Saudi Arabia is an absolute monarchy that has no elected parliament and does not tolerate public displays of dissent.

"(Former) Judge Suliman Al-Reshoudi has recently been subjected to severe physical and psychological torture in his solitary confinement for the past three years," the Civil and Political Rights Association said in an emailed statement.

Reshoudi has been jailed without trial since 2007 after he and nine other activists were arrested for drafting a petition that demanded political reforms such as drafting a national constitution and establishing the right of freedom of assembly.

The group urged Abdullah to put an end to "degrading practices (which) tarnish the state's reputation (and) challenge your personal credibility."

A spokesman for the Prisons General Directorate (PGD) could not be reached for comment and another prisons official had no immediate comment. A spokesman for the Interior Ministry declined to comment.

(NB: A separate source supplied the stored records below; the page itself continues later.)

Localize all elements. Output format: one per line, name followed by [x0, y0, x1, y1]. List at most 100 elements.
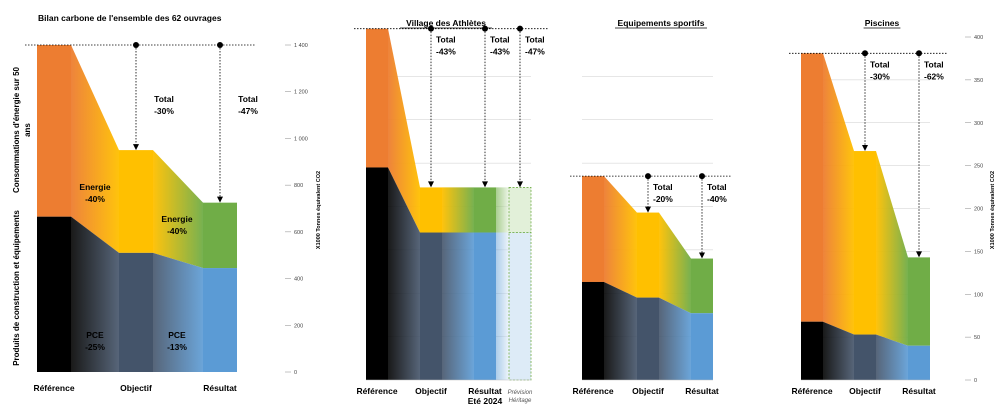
y-tick-label-piscines: 0: [974, 378, 977, 384]
category-label-village: Résultat: [468, 386, 502, 396]
total-label-piscines: Total: [924, 59, 944, 69]
y-tick-label-global: 800: [294, 183, 303, 189]
bar-energy-piscines-1: [854, 151, 876, 335]
total-value-global: -30%: [154, 106, 174, 116]
category-label-sport: Résultat: [685, 386, 719, 396]
arrow-head-village: [517, 181, 523, 188]
bar-pce-sport-1: [637, 297, 659, 380]
connector-energy-sport: [604, 176, 637, 298]
arrow-head-village: [482, 181, 488, 188]
connector-pce-global: [71, 216, 119, 372]
category-label-village: Référence: [356, 386, 397, 396]
category-label-village: Objectif: [415, 386, 447, 396]
y-tick-label-piscines: 300: [974, 121, 983, 127]
pce-label-objectif: PCE: [86, 330, 104, 340]
bar-pce-global-1: [119, 252, 153, 372]
arrow-head-piscines: [862, 145, 868, 152]
arrow-head-global: [133, 144, 139, 151]
connector-pce-piscines: [823, 321, 854, 380]
y-tick-label-piscines: 100: [974, 292, 983, 298]
total-value-sport: -40%: [707, 194, 727, 204]
side-label-pce: Produits de construction et équipements: [12, 210, 21, 366]
connector-energy-global: [71, 45, 119, 253]
total-value-village: -47%: [525, 47, 545, 57]
bar-pce-sport-2: [691, 313, 713, 380]
y-tick-label-piscines: 150: [974, 249, 983, 255]
total-value-piscines: -62%: [924, 71, 944, 81]
connector-pce-heritage: [496, 232, 509, 380]
total-value-village: -43%: [436, 47, 456, 57]
total-value-sport: -20%: [653, 194, 673, 204]
category-label-village: Prévision: [508, 390, 533, 396]
category-label-piscines: Résultat: [902, 386, 936, 396]
arrow-head-sport: [645, 206, 651, 213]
category-label-village: Héritage: [509, 398, 532, 404]
total-value-piscines: -30%: [870, 71, 890, 81]
category-label-global: Référence: [33, 383, 74, 393]
y-axis-title-global: X1000 Tonnes équivalent CO2: [316, 171, 322, 249]
total-value-village: -43%: [490, 47, 510, 57]
bar-energy-piscines-2: [908, 257, 930, 346]
y-tick-label-piscines: 200: [974, 207, 983, 213]
arrow-head-village: [428, 181, 434, 188]
connector-energy-village: [442, 187, 474, 233]
y-tick-label-global: 1 200: [294, 90, 308, 96]
total-label-village: Total: [436, 35, 456, 45]
bar-pce-village-0: [366, 167, 388, 380]
connector-pce-sport: [659, 297, 691, 380]
arrow-head-piscines: [916, 251, 922, 258]
category-label-village: Eté 2024: [468, 396, 503, 406]
energy-value-resultat: -40%: [167, 226, 187, 236]
energy-label-resultat: Energie: [161, 214, 192, 224]
pce-value-resultat: -13%: [167, 342, 187, 352]
connector-energy-village: [388, 28, 420, 233]
bar-energy-village-0: [366, 28, 388, 168]
category-label-sport: Référence: [572, 386, 613, 396]
y-tick-label-piscines: 400: [974, 35, 983, 41]
bar-pce-piscines-1: [854, 334, 876, 380]
y-tick-label-global: 400: [294, 277, 303, 283]
y-tick-label-global: 1 400: [294, 43, 308, 49]
bar-energy-village-1: [420, 187, 442, 233]
bar-pce-village-3: [508, 232, 532, 381]
y-tick-label-piscines: 250: [974, 164, 983, 170]
chart-title-village: Village des Athlètes: [406, 18, 486, 28]
total-label-sport: Total: [707, 182, 727, 192]
total-label-global: Total: [238, 94, 258, 104]
total-value-global: -47%: [238, 106, 258, 116]
y-tick-label-global: 600: [294, 230, 303, 236]
connector-pce-village: [388, 167, 420, 380]
energy-label-objectif: Energie: [79, 182, 110, 192]
bar-pce-global-2: [203, 268, 237, 372]
bar-pce-village-2: [474, 232, 496, 380]
total-label-village: Total: [525, 35, 545, 45]
total-label-global: Total: [154, 94, 174, 104]
chart-title-piscines: Piscines: [865, 18, 900, 28]
bar-energy-village-3: [508, 187, 532, 233]
side-label-energy: Consommations d'énergie sur 50: [12, 66, 21, 192]
total-label-village: Total: [490, 35, 510, 45]
bar-pce-global-0: [37, 216, 71, 372]
bar-pce-piscines-2: [908, 345, 930, 380]
total-label-piscines: Total: [870, 59, 890, 69]
connector-energy-global: [153, 150, 203, 269]
chart-title-global: Bilan carbone de l'ensemble des 62 ouvra…: [38, 13, 222, 23]
y-tick-label-piscines: 50: [974, 335, 980, 341]
energy-value-objectif: -40%: [85, 194, 105, 204]
bar-pce-piscines-0: [801, 321, 823, 380]
y-tick-label-global: 0: [294, 370, 297, 376]
category-label-piscines: Référence: [791, 386, 832, 396]
y-tick-label-global: 200: [294, 323, 303, 329]
connector-pce-village: [442, 232, 474, 380]
bar-energy-sport-0: [582, 176, 604, 282]
bar-energy-sport-1: [637, 212, 659, 298]
connector-pce-global: [153, 252, 203, 372]
chart-title-sport: Equipements sportifs: [618, 18, 705, 28]
category-label-sport: Objectif: [632, 386, 664, 396]
connector-energy-piscines: [823, 53, 854, 335]
bar-energy-global-1: [119, 150, 153, 253]
category-label-piscines: Objectif: [849, 386, 881, 396]
bar-pce-village-1: [420, 232, 442, 380]
category-label-global: Résultat: [203, 383, 237, 393]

"These torture stories have eclipsed Saudi Arabia's membership in the United Nations Human Right Council, and make its membership appear as an attempt to cover up these flagrant violations," the rights group said.

Another independent human rights group -- Human Rights First Society -- also criticized what it described as "ill treatment" of Reshoudi and urged King Abdullah to ensure his immediate release and that of other activists held without trial.

"It is extremely impossible to justify this ill treatment as a mean to acquire more false confessions," the Civil and Political Rights Association said.

It said Jeddah prison officers have been chaining Reshoudi's two feet to his bed frame and forced him into a sitting position during the day that does not allow him to relax or lay down.

"During the night the shackles are placed on his feet while sleeping on bed in order to deprive him of a good night sleep. The tight manacles around his aging feet have caused him major discomforts and severe bruises," it added.